Arizona Attorney General Mark Brnovich determined that the crimes committed by transnational cartels at the southern border constitute an “invasion,” which Arizona can defend itself from, according to a legal opinion issued on Monday.
The violence and lawlessness at the border caused by transnational cartels and gangs satisfies the definition of an “invasion” under the U.S. Constitution, and Arizona therefore has the power to defend itself from this invasion under the Governor’s authority as Commander-in-Chief. An actual invasion permits the State to engage in defensive actions within its own territory at or near its border.
Brnovich’s opinion argued the definition of “actually invaded” includes actions by “hostile non-state actors” and is not limited to hostile actions by foreign states.
Furthermore, the commonly understood meaning at the time of the word “invade” covers the activities of the transnational cartels and gangs at the border—they enter Arizona “in [a] hostile manner”; they “enter as an enemy, with a view to … plunder”; they “attack,” “assail,” and “assault”; and they “infringe,” “encroach on,” and “violate” Arizona.
His opinion relied on two constitutional clauses: Article I’s State Self-Defense Clause and Article IV’s Invasion Clause.

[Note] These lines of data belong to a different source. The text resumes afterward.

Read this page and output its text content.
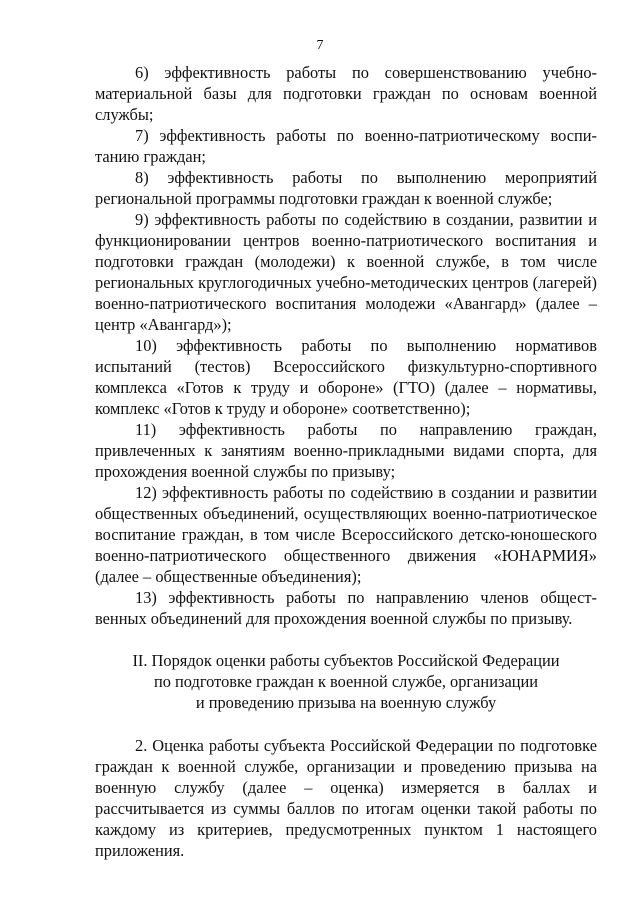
7

6) эффективность работы по совершенствованию учебно-материальной базы для подготовки граждан по основам военной службы;

7) эффективность работы по военно-патриотическому воспи-танию граждан;

8) эффективность работы по выполнению мероприятий региональной программы подготовки граждан к военной службе;

9) эффективность работы по содействию в создании, развитии и функционировании центров военно-патриотического воспитания и подготовки граждан (молодежи) к военной службе, в том числе региональных круглогодичных учебно-методических центров (лагерей) военно-патриотического воспитания молодежи «Авангард» (далее – центр «Авангард»);

10) эффективность работы по выполнению нормативов испытаний (тестов) Всероссийского физкультурно-спортивного комплекса «Готов к труду и обороне» (ГТО) (далее – нормативы, комплекс «Готов к труду и обороне» соответственно);

11) эффективность работы по направлению граждан, привлеченных к занятиям военно-прикладными видами спорта, для прохождения военной службы по призыву;

12) эффективность работы по содействию в создании и развитии общественных объединений, осуществляющих военно-патриотическое воспитание граждан, в том числе Всероссийского детско-юношеского военно-патриотического общественного движения «ЮНАРМИЯ» (далее – общественные объединения);

13) эффективность работы по направлению членов общест-венных объединений для прохождения военной службы по призыву.

II. Порядок оценки работы субъектов Российской Федерации
по подготовке граждан к военной службе, организации
и проведению призыва на военную службу

2. Оценка работы субъекта Российской Федерации по подготовке граждан к военной службе, организации и проведению призыва на военную службу (далее – оценка) измеряется в баллах и рассчитывается из суммы баллов по итогам оценки такой работы по каждому из критериев, предусмотренных пунктом 1 настоящего приложения.
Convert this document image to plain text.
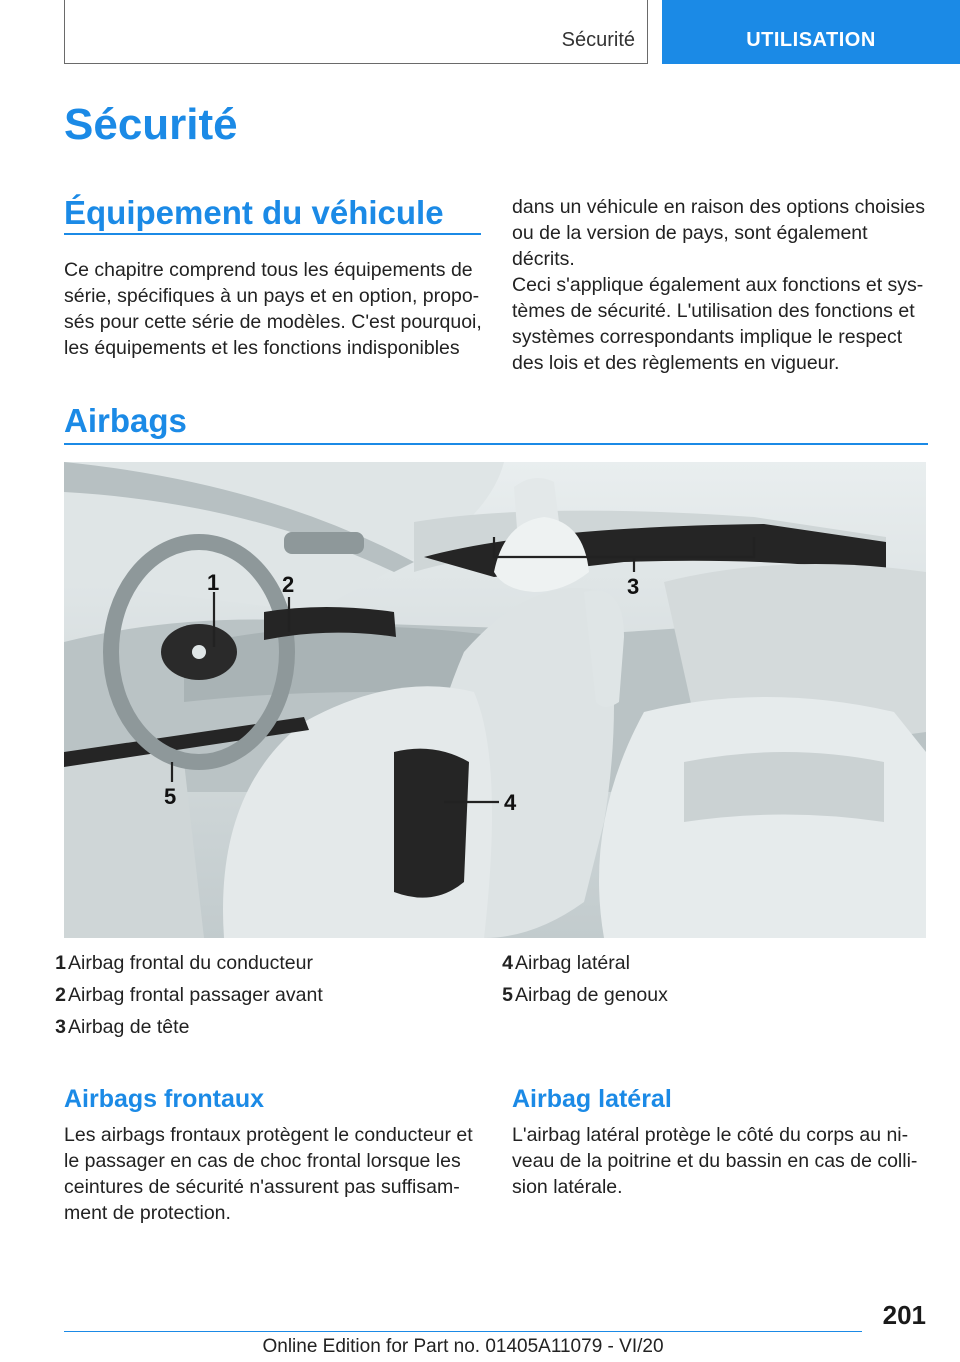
Sécurité	UTILISATION
Sécurité
Équipement du véhicule
Ce chapitre comprend tous les équipements de
série, spécifiques à un pays et en option, propo-
sés pour cette série de modèles. C'est pourquoi,
les équipements et les fonctions indisponibles
dans un véhicule en raison des options choisies
ou de la version de pays, sont également décrits.
Ceci s'applique également aux fonctions et sys-
tèmes de sécurité. L'utilisation des fonctions et
systèmes correspondants implique le respect
des lois et des règlements en vigueur.
Airbags
1	2	3
4
5
1 Airbag frontal du conducteur
2 Airbag frontal passager avant
3 Airbag de tête
4 Airbag latéral
5 Airbag de genoux
Airbags frontaux
Les airbags frontaux protègent le conducteur et
le passager en cas de choc frontal lorsque les
ceintures de sécurité n'assurent pas suffisam-
ment de protection.
Airbag latéral
L'airbag latéral protège le côté du corps au ni-
veau de la poitrine et du bassin en cas de colli-
sion latérale.
201
Online Edition for Part no. 01405A11079 - VI/20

The State-Self Defense Clause allows states to “engage in war” when “actually invaded, or in such imminent danger as will not admit of delay” without Congress’s approval. The Invasion Clause states the federal government “shall protect each [state] against invasion.”
Brnovich cited cartel involvement in drug smuggling, sex and human trafficking, and border violence as proof of the invasion at the southern border. “In 2021, the Cochise County Sheriff’s Office encountered 43,229 unauthorized aliens and 51 drug smugglers,” he wrote.
The Arizona Attorney General bolstered his argument with a quote from James Madison, who cited “Virginia using its militia to stop smugglers as an example of a valid exercise of the invasion power.”
“The principal activity of transnational cartels and gangs at the border is to smuggle people and drugs for profit,” he wrote. “Indeed, using the state militia to suppress smugglers was Madison’s paradigmatic example of a justified and Constitutional use of the state militia.”
Former Director Russ Vought of the White House Office of Management—a Cabinet-rank officer—and former Acting Deputy Secretary of the Department of Homeland Security (DHS) Ken Cuccinelli called on Arizona Governor Doug Ducey (R) to invoke the Invasion clause to secure Arizona’s border last October.
Republican Arizona state Rep. Jake Hoffman requested Brnovich’s legal opinion on whether cartel activity at the border constitutes an “invasion.”
Brnovich’s opinion made clear that the decision to act under these constitutional powers is left to Gov. Ducey.
Thus, while this Opinion has concluded that transnational cartel and gang activity in Arizona would meet the legal standard to justify exercise of the State’s power under the State Self-Defense Clause, only the Governor of the State of Arizona has the power to make a final determination that such exercise is justified.
After Brnovich issued his opinion, Cuccinelli again called on Ducey to invoke these powers. “Now we call on Gov. Doug Ducey to use this very clear legal and constitutional authority to protect the people of Arizona from the invasion they’re suffering through their southern border,” he told Fox News.
“It’s not enough for states like Texas, New Mexico, Arizona and California to complain about Joe Biden’s failure to do his job, they have the authority to protect themselves,” Cuccinelli added.
In response to Brnovich’s opinion, a Ducey spokesperson called out DHS Secretary Mayorkas and noted that the governor deployed the National Guard to the border.
DHS Secretary Mayorkas admitted himself the border is the worst it’s been in over 20 years. He needs to be held accountable. This administration needs to be held accountable. They have totally failed to address this very real public safety and humanitarian crisis,” said Ducey’s communications director CJ Karamargin. He continued:
Arizona has and will continue to protect our communities with our National Guard, our Border Strike Force and in partnership with local law enforcement. For Attorney General Brnovich to imply the Guard is not on our border does them a serious disservice and shows that he fails to appreciate the commitment these men and women have to protecting Arizona.
Immigration officials apprehended more than 1.7 million migrants in fiscal year 2021 and encountered 178,840 in December alone.
Other attorneys general from border states are yet to issue their own analysis on this issue.